Le niveau de l'eau nous arrivait à hauteur de poitrine, un peu plus d'un mètre donc.
Au début, rien ne se passa.
Puis, en face de nous, surgit une première vague mécanique. Jughead me tenait toujours par la main et nous sautions en même temps que la vague. Et le niveau de l'eau prit quelques centimètres de plus. Entre deux vagues, Jughead me chuchota :
- C'est n'importe quoi, es-tu sûr que nous sommes toujours en 2022 et pas en 1693 à Salem ?
Deux vagues consécutives se crachèrent sur nous et l'eau monta encore.
Le niveau désormais sous mon menton, j'avouai à mon compagnon :
- L'infrastructure est trop moderne pour 1693. Nous sommes vraiment dans les années 2000.
- Physiquement, peut-être, mais mentalement... Nom de Dieu, c'est qui ce crétin de Chasseur ?
- Aucune idée, mais vu l'amabilité du machin, ça ne m'étonnerait pas qu'il soit pote avec ce débile de Dean.
Une troisième vague s'écrasa sur nous et bientôt, nous n'aurons plus pied.

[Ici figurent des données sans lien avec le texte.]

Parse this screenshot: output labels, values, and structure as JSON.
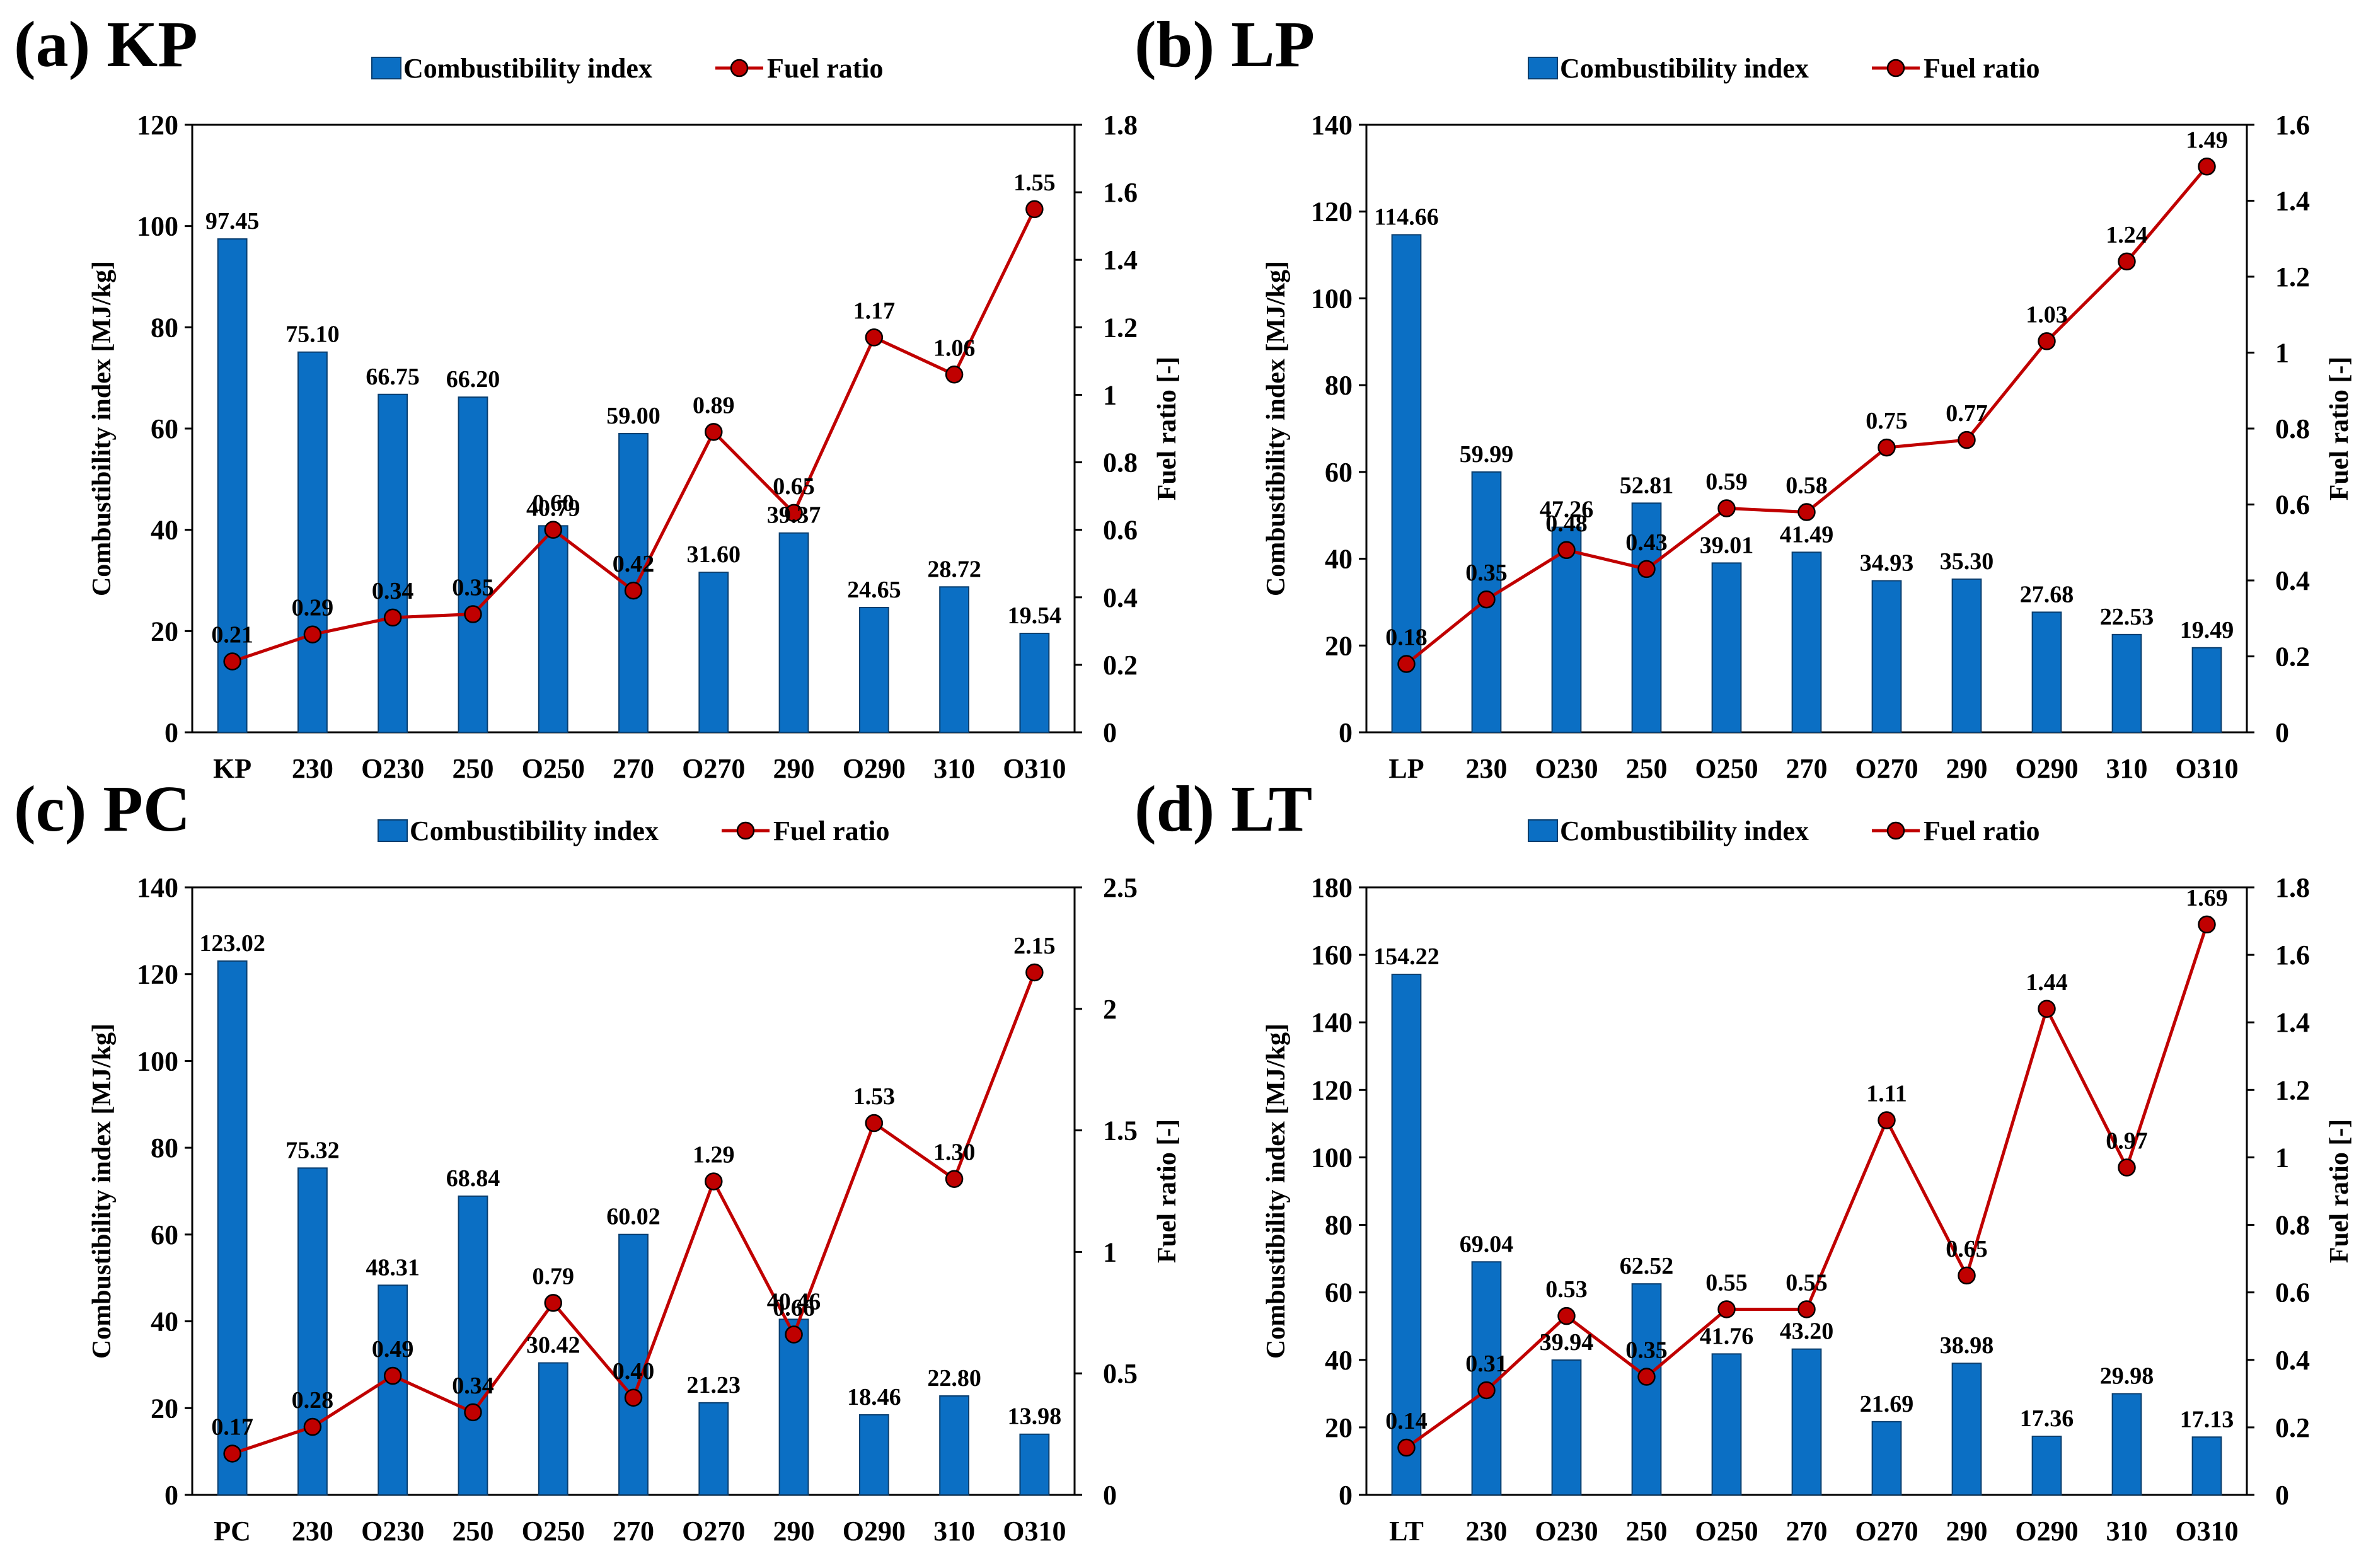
{
  "legend": {
    "bar_label": "Combustibility index",
    "line_label": "Fuel ratio",
    "bar_color": "#0B6FC4",
    "bar_edge_color": "#0A3E6E",
    "line_color": "#C00000",
    "marker_color": "#C00000"
  },
  "chart_data": [
    {
      "type": "bar+line",
      "title": "(a) KP",
      "categories": [
        "KP",
        "230",
        "O230",
        "250",
        "O250",
        "270",
        "O270",
        "290",
        "O290",
        "310",
        "O310"
      ],
      "series": [
        {
          "name": "Combustibility index",
          "axis": "left",
          "values": [
            97.45,
            75.1,
            66.75,
            66.2,
            40.79,
            59.0,
            31.6,
            39.37,
            24.65,
            28.72,
            19.54
          ],
          "labels": [
            "97.45",
            "75.10",
            "66.75",
            "66.20",
            "40.79",
            "59.00",
            "31.60",
            "39.37",
            "24.65",
            "28.72",
            "19.54"
          ]
        },
        {
          "name": "Fuel ratio",
          "axis": "right",
          "values": [
            0.21,
            0.29,
            0.34,
            0.35,
            0.6,
            0.42,
            0.89,
            0.65,
            1.17,
            1.06,
            1.55
          ],
          "labels": [
            "0.21",
            "0.29",
            "0.34",
            "0.35",
            "0.60",
            "0.42",
            "0.89",
            "0.65",
            "1.17",
            "1.06",
            "1.55"
          ]
        }
      ],
      "ylabel": "Combustibility index [MJ/kg]",
      "y2label": "Fuel ratio [-]",
      "ylim": [
        0,
        120
      ],
      "yticks": [
        "0",
        "20",
        "40",
        "60",
        "80",
        "100",
        "120"
      ],
      "y2lim": [
        0,
        1.8
      ],
      "y2ticks": [
        "0",
        "0.2",
        "0.4",
        "0.6",
        "0.8",
        "1",
        "1.2",
        "1.4",
        "1.6",
        "1.8"
      ],
      "grid": false
    },
    {
      "type": "bar+line",
      "title": "(b) LP",
      "categories": [
        "LP",
        "230",
        "O230",
        "250",
        "O250",
        "270",
        "O270",
        "290",
        "O290",
        "310",
        "O310"
      ],
      "series": [
        {
          "name": "Combustibility index",
          "axis": "left",
          "values": [
            114.66,
            59.99,
            47.26,
            52.81,
            39.01,
            41.49,
            34.93,
            35.3,
            27.68,
            22.53,
            19.49
          ],
          "labels": [
            "114.66",
            "59.99",
            "47.26",
            "52.81",
            "39.01",
            "41.49",
            "34.93",
            "35.30",
            "27.68",
            "22.53",
            "19.49"
          ]
        },
        {
          "name": "Fuel ratio",
          "axis": "right",
          "values": [
            0.18,
            0.35,
            0.48,
            0.43,
            0.59,
            0.58,
            0.75,
            0.77,
            1.03,
            1.24,
            1.49
          ],
          "labels": [
            "0.18",
            "0.35",
            "0.48",
            "0.43",
            "0.59",
            "0.58",
            "0.75",
            "0.77",
            "1.03",
            "1.24",
            "1.49"
          ]
        }
      ],
      "ylabel": "Combustibility index [MJ/kg]",
      "y2label": "Fuel ratio [-]",
      "ylim": [
        0,
        140
      ],
      "yticks": [
        "0",
        "20",
        "40",
        "60",
        "80",
        "100",
        "120",
        "140"
      ],
      "y2lim": [
        0,
        1.6
      ],
      "y2ticks": [
        "0",
        "0.2",
        "0.4",
        "0.6",
        "0.8",
        "1",
        "1.2",
        "1.4",
        "1.6"
      ],
      "grid": false
    },
    {
      "type": "bar+line",
      "title": "(c) PC",
      "categories": [
        "PC",
        "230",
        "O230",
        "250",
        "O250",
        "270",
        "O270",
        "290",
        "O290",
        "310",
        "O310"
      ],
      "series": [
        {
          "name": "Combustibility index",
          "axis": "left",
          "values": [
            123.02,
            75.32,
            48.31,
            68.84,
            30.42,
            60.02,
            21.23,
            40.46,
            18.46,
            22.8,
            13.98
          ],
          "labels": [
            "123.02",
            "75.32",
            "48.31",
            "68.84",
            "30.42",
            "60.02",
            "21.23",
            "40.46",
            "18.46",
            "22.80",
            "13.98"
          ]
        },
        {
          "name": "Fuel ratio",
          "axis": "right",
          "values": [
            0.17,
            0.28,
            0.49,
            0.34,
            0.79,
            0.4,
            1.29,
            0.66,
            1.53,
            1.3,
            2.15
          ],
          "labels": [
            "0.17",
            "0.28",
            "0.49",
            "0.34",
            "0.79",
            "0.40",
            "1.29",
            "0.66",
            "1.53",
            "1.30",
            "2.15"
          ]
        }
      ],
      "ylabel": "Combustibility index [MJ/kg]",
      "y2label": "Fuel ratio [-]",
      "ylim": [
        0,
        140
      ],
      "yticks": [
        "0",
        "20",
        "40",
        "60",
        "80",
        "100",
        "120",
        "140"
      ],
      "y2lim": [
        0,
        2.5
      ],
      "y2ticks": [
        "0",
        "0.5",
        "1",
        "1.5",
        "2",
        "2.5"
      ],
      "grid": false
    },
    {
      "type": "bar+line",
      "title": "(d) LT",
      "categories": [
        "LT",
        "230",
        "O230",
        "250",
        "O250",
        "270",
        "O270",
        "290",
        "O290",
        "310",
        "O310"
      ],
      "series": [
        {
          "name": "Combustibility index",
          "axis": "left",
          "values": [
            154.22,
            69.04,
            39.94,
            62.52,
            41.76,
            43.2,
            21.69,
            38.98,
            17.36,
            29.98,
            17.13
          ],
          "labels": [
            "154.22",
            "69.04",
            "39.94",
            "62.52",
            "41.76",
            "43.20",
            "21.69",
            "38.98",
            "17.36",
            "29.98",
            "17.13"
          ]
        },
        {
          "name": "Fuel ratio",
          "axis": "right",
          "values": [
            0.14,
            0.31,
            0.53,
            0.35,
            0.55,
            0.55,
            1.11,
            0.65,
            1.44,
            0.97,
            1.69
          ],
          "labels": [
            "0.14",
            "0.31",
            "0.53",
            "0.35",
            "0.55",
            "0.55",
            "1.11",
            "0.65",
            "1.44",
            "0.97",
            "1.69"
          ]
        }
      ],
      "ylabel": "Combustibility index [MJ/kg]",
      "y2label": "Fuel ratio [-]",
      "ylim": [
        0,
        180
      ],
      "yticks": [
        "0",
        "20",
        "40",
        "60",
        "80",
        "100",
        "120",
        "140",
        "160",
        "180"
      ],
      "y2lim": [
        0,
        1.8
      ],
      "y2ticks": [
        "0",
        "0.2",
        "0.4",
        "0.6",
        "0.8",
        "1",
        "1.2",
        "1.4",
        "1.6",
        "1.8"
      ],
      "grid": false
    }
  ]
}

Il ne fallut que quelques minutes pour que je commence à me débattre pour rester à la surface.
Bien sûr, je ne devais absolument PAS utiliser mes pouvoirs pour nous sortir de là, au risque de nous faire tuer sur-le-champ. Jughead me tenait toujours par la main pour me faire flotter à la surface. Je commençais déjà à suffoquer et à faiblir. Mes pieds ne touchaient plus le sol et les vagues se faisaient de plus en plus nombreuses, violentes et grosses. Nos vêtements nous alourdissaient, et même Jughead avait du mal à rester à la surface tout en me gardant près de lui.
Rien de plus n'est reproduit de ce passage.